Une retraite sans droits : origine d’un drame social
La crise actuelle qui secoue la Société congolaise de poste et télécommunications (SCTP), ex-OCPT, trouve ses racines à la fin des années 1990. En 1999, en pleine tourmente financière, l’entreprise publique décide de mettre à la retraite près de 219 agents, qualifiés de « partants volontaires « .
Mais contre toute attente, ces derniers ne percevront jamais leurs indemnités de départ ni leurs pensions. Pire encore, la direction de l’époque leur annonce son incapacité à honorer ses engagements financiers. Privés de revenus, ces agents et leurs familles sombrent dans une précarité extrême.
Une relocalisation forcée dans des sites abandonnés
Face à leur situation, certains retraités décident de s’installer dans les installations de la Poste sur le boulevard du 30 Juin, en plein centre de Kinshasa. Une décision qui pousse la direction générale à intervenir.
Plutôt que de régler leurs droits, l’entreprise choisit de les redéployer vers des sites abandonnés, notamment le centre internat de formation de la SCTP, situé à proximité de l’IFASIC et des installations de PSTV.
Ces espaces, laissés à l’abandon depuis les pillages de 1991 et 1993, étaient dans un état de délabrement avancé : absence de toitures, de portes, de fenêtres, d’électricité et d’installations sanitaires.
Des familles contraintes de réhabiliter sans moyens
Malgré leur situation financière critique, une vingtaine de familles acceptent d’occuper ces lieux, sur instruction de la hiérarchie. Elles reçoivent même l’ordre de réhabiliter les bâtiments sous peine de perdre leur droit d’occupation.

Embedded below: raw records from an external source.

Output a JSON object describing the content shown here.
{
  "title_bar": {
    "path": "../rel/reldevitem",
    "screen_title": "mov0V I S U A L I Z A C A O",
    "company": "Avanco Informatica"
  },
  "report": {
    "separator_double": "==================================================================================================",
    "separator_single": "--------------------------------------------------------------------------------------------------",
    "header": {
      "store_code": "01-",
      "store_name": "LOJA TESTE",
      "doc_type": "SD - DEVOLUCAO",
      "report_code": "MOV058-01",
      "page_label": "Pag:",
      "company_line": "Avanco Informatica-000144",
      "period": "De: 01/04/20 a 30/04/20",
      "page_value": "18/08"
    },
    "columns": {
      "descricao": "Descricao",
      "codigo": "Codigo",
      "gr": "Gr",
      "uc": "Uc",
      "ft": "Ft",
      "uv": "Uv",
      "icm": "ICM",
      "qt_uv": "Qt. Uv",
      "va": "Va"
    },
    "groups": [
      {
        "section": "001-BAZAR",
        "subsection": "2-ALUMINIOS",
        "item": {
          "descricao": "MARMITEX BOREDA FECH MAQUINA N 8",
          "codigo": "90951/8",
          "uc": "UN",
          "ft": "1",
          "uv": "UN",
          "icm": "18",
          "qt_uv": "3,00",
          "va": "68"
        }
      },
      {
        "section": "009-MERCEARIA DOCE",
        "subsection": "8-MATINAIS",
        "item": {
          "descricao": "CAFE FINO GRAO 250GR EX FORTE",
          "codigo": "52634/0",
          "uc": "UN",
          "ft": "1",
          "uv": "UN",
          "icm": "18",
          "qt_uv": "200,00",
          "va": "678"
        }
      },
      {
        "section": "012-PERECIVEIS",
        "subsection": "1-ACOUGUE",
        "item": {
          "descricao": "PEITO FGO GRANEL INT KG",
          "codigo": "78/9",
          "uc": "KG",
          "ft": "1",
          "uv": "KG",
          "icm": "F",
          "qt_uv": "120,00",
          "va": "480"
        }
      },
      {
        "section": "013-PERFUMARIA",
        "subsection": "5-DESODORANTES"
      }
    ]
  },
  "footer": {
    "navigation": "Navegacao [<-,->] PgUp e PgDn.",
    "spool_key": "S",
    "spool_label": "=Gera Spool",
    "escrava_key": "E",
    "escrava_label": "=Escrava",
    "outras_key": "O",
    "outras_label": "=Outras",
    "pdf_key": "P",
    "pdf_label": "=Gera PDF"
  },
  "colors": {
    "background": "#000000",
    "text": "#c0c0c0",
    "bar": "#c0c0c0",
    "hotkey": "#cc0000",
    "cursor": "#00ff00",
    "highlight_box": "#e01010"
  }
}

Sans ressources, ces familles contractent des dettes à intérêts élevés pour rendre les lieux habitables. Pendant plus de deux décennies, elles assurent également la sécurisation du site, empêchant notamment son occupation par des éléments incontrôlés, dont certains militaires surnommés à l’époque « Kadogo « .

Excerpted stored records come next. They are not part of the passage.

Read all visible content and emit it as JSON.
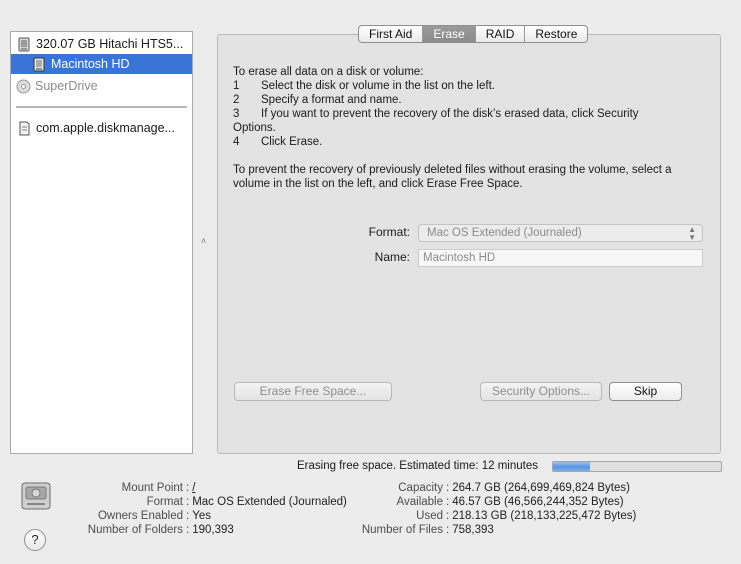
{
  "sidebar": {
    "items": [
      {
        "label": "320.07 GB Hitachi HTS5...",
        "icon": "hard-drive-icon"
      },
      {
        "label": "Macintosh HD",
        "icon": "volume-icon",
        "selected": true
      },
      {
        "label": "SuperDrive",
        "icon": "optical-drive-icon",
        "dimmed": true
      },
      {
        "label": "com.apple.diskmanage...",
        "icon": "disk-image-icon"
      }
    ]
  },
  "tabs": [
    "First Aid",
    "Erase",
    "RAID",
    "Restore"
  ],
  "active_tab": "Erase",
  "instructions": {
    "intro": "To erase all data on a disk or volume:",
    "steps": [
      {
        "num": "1",
        "text": "Select the disk or volume in the list on the left."
      },
      {
        "num": "2",
        "text": "Specify a format and name."
      },
      {
        "num": "3",
        "text": "If you want to prevent the recovery of the disk’s erased data, click Security"
      },
      {
        "num": "",
        "text": "Options."
      },
      {
        "num": "4",
        "text": "Click Erase."
      }
    ],
    "free_space_line1": "To prevent the recovery of previously deleted files without erasing the volume, select a",
    "free_space_line2": "volume in the list on the left, and click Erase Free Space."
  },
  "form": {
    "format_label": "Format:",
    "format_value": "Mac OS Extended (Journaled)",
    "name_label": "Name:",
    "name_value": "Macintosh HD"
  },
  "buttons": {
    "erase_free_space": "Erase Free Space...",
    "security_options": "Security Options...",
    "skip": "Skip"
  },
  "progress": {
    "text": "Erasing free space. Estimated time: 12 minutes",
    "fraction": 0.22
  },
  "info": {
    "left": [
      {
        "key": "Mount Point",
        "value": "/",
        "link": true
      },
      {
        "key": "Format",
        "value": "Mac OS Extended (Journaled)"
      },
      {
        "key": "Owners Enabled",
        "value": "Yes"
      },
      {
        "key": "Number of Folders",
        "value": "190,393"
      }
    ],
    "right": [
      {
        "key": "Capacity",
        "value": "264.7 GB (264,699,469,824 Bytes)"
      },
      {
        "key": "Available",
        "value": "46.57 GB (46,566,244,352 Bytes)"
      },
      {
        "key": "Used",
        "value": "218.13 GB (218,133,225,472 Bytes)"
      },
      {
        "key": "Number of Files",
        "value": "758,393"
      }
    ],
    "separator": ":"
  },
  "help_label": "?",
  "colors": {
    "selection": "#3875d7",
    "progress": "#5a94e1",
    "link": "#2a4fc2"
  }
}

27 ans après : précarité, décès et menaces d’expulsion
Aujourd’hui, après 27 ans de présence et de gardiennage, le bilan est dramatique. Sur les 20 familles initiales, 14 agents sont décédés, soit près de 65 %, emportés sans avoir bénéficié de leurs droits.
Les survivants, vieillissants et vulnérables, vivent désormais sous la menace d’une expulsion brutale. Selon leurs témoignages, des individus accompagnés d’hommes en tenue militaire et armés tenteraient de les déloger au profit d’un supposé acquéreur du site.

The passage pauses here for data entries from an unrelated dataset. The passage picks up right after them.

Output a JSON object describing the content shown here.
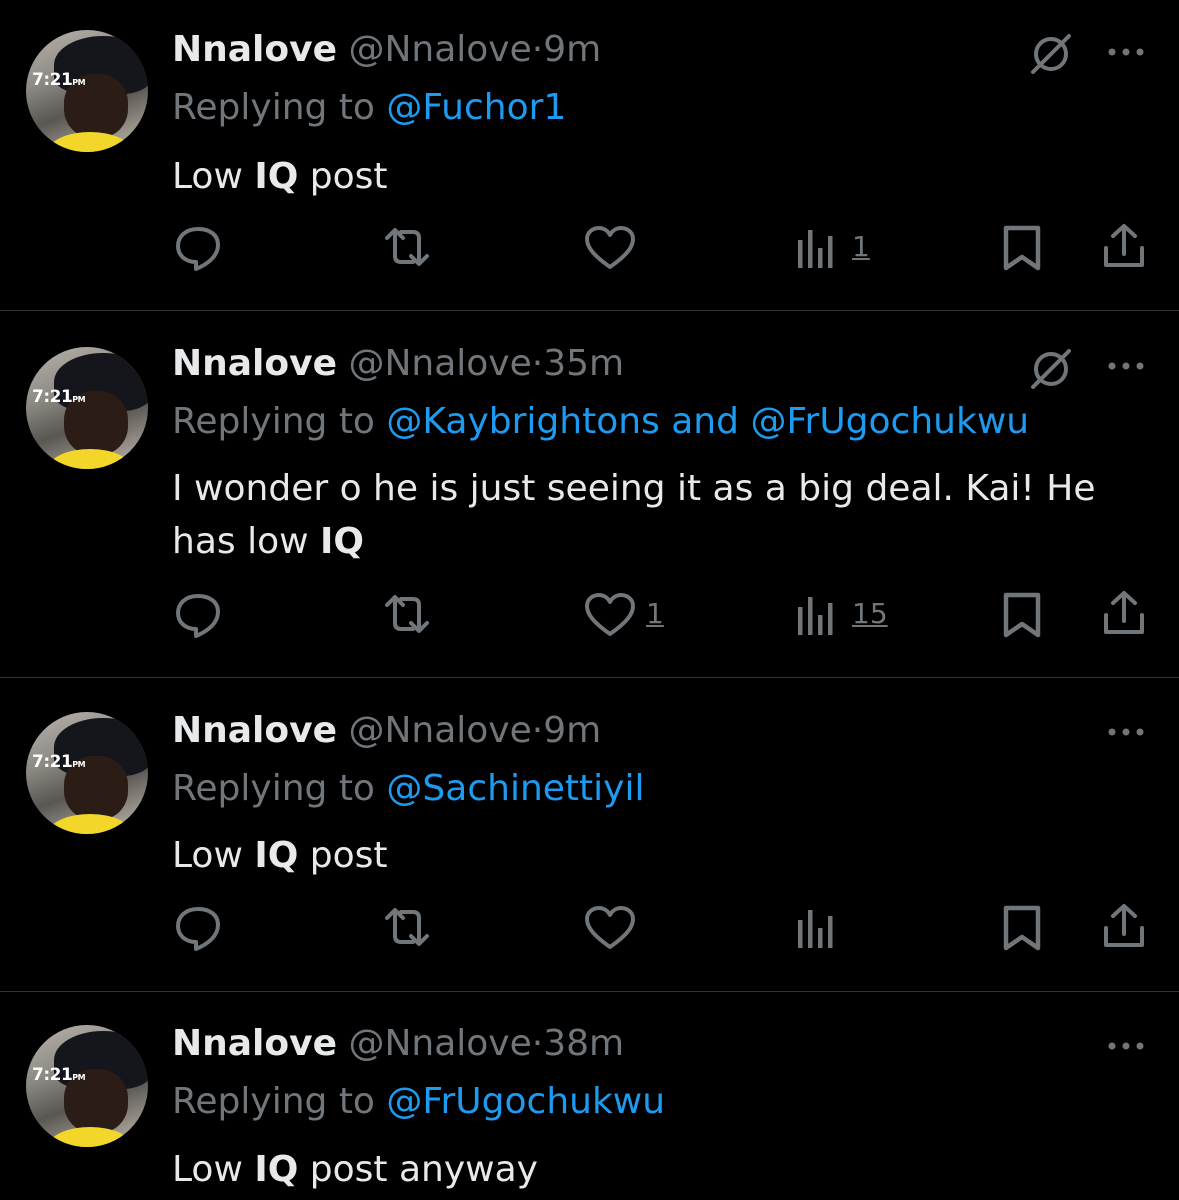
{
  "colors": {
    "background": "#000000",
    "text": "#e7e9ea",
    "muted": "#71767b",
    "link": "#1d9bf0",
    "divider": "#2f3336"
  },
  "avatar_overlay_text": "7:21",
  "avatar_overlay_suffix": "PM",
  "icons": {
    "reply": "speech-bubble-icon",
    "repost": "repost-arrows-icon",
    "like": "heart-icon",
    "views": "bar-chart-icon",
    "bookmark": "bookmark-icon",
    "share": "share-upload-icon",
    "grok": "slashed-circle-icon",
    "more": "three-dots-icon"
  },
  "tweets": [
    {
      "name": "Nnalove",
      "handle": "@Nnalove",
      "separator": "·",
      "age": "9m",
      "replying_prefix": "Replying to",
      "mention_1": "@Fuchor1",
      "body_before": "Low ",
      "body_bold": "IQ",
      "body_after": " post",
      "likes": "",
      "views": "1"
    },
    {
      "name": "Nnalove",
      "handle": "@Nnalove",
      "separator": "·",
      "age": "35m",
      "replying_prefix": "Replying to",
      "mention_1": "@Kaybrightons",
      "mention_and": "and",
      "mention_2": "@FrUgochukwu",
      "body_before": "I wonder o he is just seeing it as a big deal. Kai! He has low ",
      "body_bold": "IQ",
      "body_after": "",
      "likes": "1",
      "views": "15"
    },
    {
      "name": "Nnalove",
      "handle": "@Nnalove",
      "separator": "·",
      "age": "9m",
      "replying_prefix": "Replying to",
      "mention_1": "@Sachinettiyil",
      "body_before": "Low ",
      "body_bold": "IQ",
      "body_after": " post",
      "likes": "",
      "views": ""
    },
    {
      "name": "Nnalove",
      "handle": "@Nnalove",
      "separator": "·",
      "age": "38m",
      "replying_prefix": "Replying to",
      "mention_1": "@FrUgochukwu",
      "body_before": "Low ",
      "body_bold": "IQ",
      "body_after": " post anyway",
      "likes": "",
      "views": ""
    }
  ]
}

Des revendications légitimes ignorées
Dans un mémorandum adressé notamment au sénateur Laurent Lekeme, ces familles rappellent que leur présence sur le site n’est ni une occupation illégale ni un acte d’envahissement, mais bien une décision encadrée par l’ancienne direction de l’OCPT.
Elles réclament aujourd’hui :
Le paiement du gardiennage assuré pendant toutes ces années;
Le remboursement des dépenses engagées pour la réhabilitation (impenses);
Des dommages et intérêts pour le préjudice subi.
Ces compensations, expliquent-elles, leur permettraient d’acquérir des parcelles et d’assurer un avenir digne à leurs familles.
Un appel pressant aux plus hautes autorités
Face à cette situation alarmante, ces familles en détresse lancent un appel solennel au Président de la République, ainsi qu’au gouvernement, pour une intervention urgente.
Elles sollicitent également l’implication de la Première Dame, Denise Nyakeru Tshisekedi, reconnue pour son engagement social à travers sa fondation, afin de porter leur cause et mettre fin à ce qu’elles qualifient d’injustice prolongée.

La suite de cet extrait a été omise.